Shares were up after the report and the stock is now approaching $1,000/share. This represents a fresh high for Alphabet, but there is plenty of reason to think that the gains can continue if we look to recent earnings estimate revisions for the stock.
Investors have seen estimates soar for GOOGL stock in the past week, as we have seen nine estimates go higher in the past week compared to zero lower. We have seen a similar trend for the next year time frame, and the current quarter is running at an 8:1 ratio of increases to decreases as well.
The magnitude of these increases has also been impressive, as the consensus estimate has increased by over 5% for the current quarter and the current year in just the past week. Plus, the Earnings ESP for the stock—which represents the most accurate estimate vs. the broad consensus—is positive which suggests that the most recent estimates are even more impressive, and could continue to pull the consensus higher as older estimates fall off the radar.
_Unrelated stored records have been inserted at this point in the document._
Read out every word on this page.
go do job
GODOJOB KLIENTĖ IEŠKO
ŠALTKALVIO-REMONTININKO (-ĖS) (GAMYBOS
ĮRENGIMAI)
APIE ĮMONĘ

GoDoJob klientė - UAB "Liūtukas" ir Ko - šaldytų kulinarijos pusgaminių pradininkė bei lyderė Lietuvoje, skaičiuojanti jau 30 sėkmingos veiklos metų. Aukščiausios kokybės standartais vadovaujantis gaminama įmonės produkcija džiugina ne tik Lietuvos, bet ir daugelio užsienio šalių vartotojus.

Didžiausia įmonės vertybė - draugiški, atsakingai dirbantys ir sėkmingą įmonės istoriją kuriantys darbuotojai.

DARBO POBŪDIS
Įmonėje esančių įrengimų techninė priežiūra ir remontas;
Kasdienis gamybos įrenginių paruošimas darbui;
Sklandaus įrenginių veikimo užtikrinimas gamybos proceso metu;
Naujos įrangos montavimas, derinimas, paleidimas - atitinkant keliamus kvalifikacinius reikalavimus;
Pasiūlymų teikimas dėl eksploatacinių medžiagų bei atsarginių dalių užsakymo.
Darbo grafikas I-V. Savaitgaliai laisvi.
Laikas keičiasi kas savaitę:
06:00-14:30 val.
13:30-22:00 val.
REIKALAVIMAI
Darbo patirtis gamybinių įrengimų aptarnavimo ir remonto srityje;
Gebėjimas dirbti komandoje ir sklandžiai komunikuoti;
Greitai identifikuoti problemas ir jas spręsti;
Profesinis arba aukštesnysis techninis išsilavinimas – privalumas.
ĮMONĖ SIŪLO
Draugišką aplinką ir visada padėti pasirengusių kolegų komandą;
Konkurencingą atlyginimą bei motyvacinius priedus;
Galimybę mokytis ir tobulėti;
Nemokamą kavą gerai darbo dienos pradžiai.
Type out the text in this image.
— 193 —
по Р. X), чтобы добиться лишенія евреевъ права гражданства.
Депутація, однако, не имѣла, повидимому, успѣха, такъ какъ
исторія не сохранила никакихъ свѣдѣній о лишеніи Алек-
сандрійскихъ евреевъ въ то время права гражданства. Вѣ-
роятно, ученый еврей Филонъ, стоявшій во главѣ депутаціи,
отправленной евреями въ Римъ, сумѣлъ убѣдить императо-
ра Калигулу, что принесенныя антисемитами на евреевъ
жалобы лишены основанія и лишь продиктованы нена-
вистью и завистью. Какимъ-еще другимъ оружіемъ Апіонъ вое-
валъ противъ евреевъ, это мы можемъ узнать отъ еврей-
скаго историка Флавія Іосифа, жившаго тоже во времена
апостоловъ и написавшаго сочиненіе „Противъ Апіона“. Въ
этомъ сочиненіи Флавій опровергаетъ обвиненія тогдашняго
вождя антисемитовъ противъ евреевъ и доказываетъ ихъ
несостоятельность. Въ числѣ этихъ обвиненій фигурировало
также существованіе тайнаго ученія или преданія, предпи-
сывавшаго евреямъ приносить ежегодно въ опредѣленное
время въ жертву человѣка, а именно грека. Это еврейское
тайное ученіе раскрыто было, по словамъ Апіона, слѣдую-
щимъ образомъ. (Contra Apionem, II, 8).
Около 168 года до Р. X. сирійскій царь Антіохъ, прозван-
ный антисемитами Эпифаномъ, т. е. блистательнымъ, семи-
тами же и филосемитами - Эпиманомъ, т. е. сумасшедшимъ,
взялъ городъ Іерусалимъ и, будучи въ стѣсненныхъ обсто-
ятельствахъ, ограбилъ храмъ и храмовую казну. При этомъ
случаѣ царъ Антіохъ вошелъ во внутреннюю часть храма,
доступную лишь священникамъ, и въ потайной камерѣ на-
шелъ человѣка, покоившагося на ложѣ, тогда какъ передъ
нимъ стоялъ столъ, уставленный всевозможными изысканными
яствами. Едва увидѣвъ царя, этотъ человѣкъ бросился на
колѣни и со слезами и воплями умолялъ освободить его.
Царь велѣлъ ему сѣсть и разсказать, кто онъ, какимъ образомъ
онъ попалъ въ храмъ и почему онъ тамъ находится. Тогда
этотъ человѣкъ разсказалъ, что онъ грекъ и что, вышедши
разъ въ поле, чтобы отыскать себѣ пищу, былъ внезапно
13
Clearly, analysts believe that some of the positive trends that we saw in the recent earnings report can continue. Who can blame them given Alphabet’s solid gains in mobile search, strong demand for its hardware—like the Pixel phone—and the increased importance of the cloud? No wonder GOOGL has a Zacks Rank #1 (Strong Buy) and why we are looking for the nice trend in this stock to continue.
The FANG group has been a market leader for quite some time and investors have made plenty off of these companies. However, Alphabet/Google has largely been forgotten in recent trading, as the company has seen its FANG rivals steal the show in recent months.
But if you look to the recent earnings report, that trend might be nearing an end. Google is making great gains in a number of key areas, and analysts seem to be big believers in the company’s earnings potential. So, if you need a solid tech stock option these days, consider the forgotten FANG stock of Google, and its parent company Alphabet, for gains in the near term.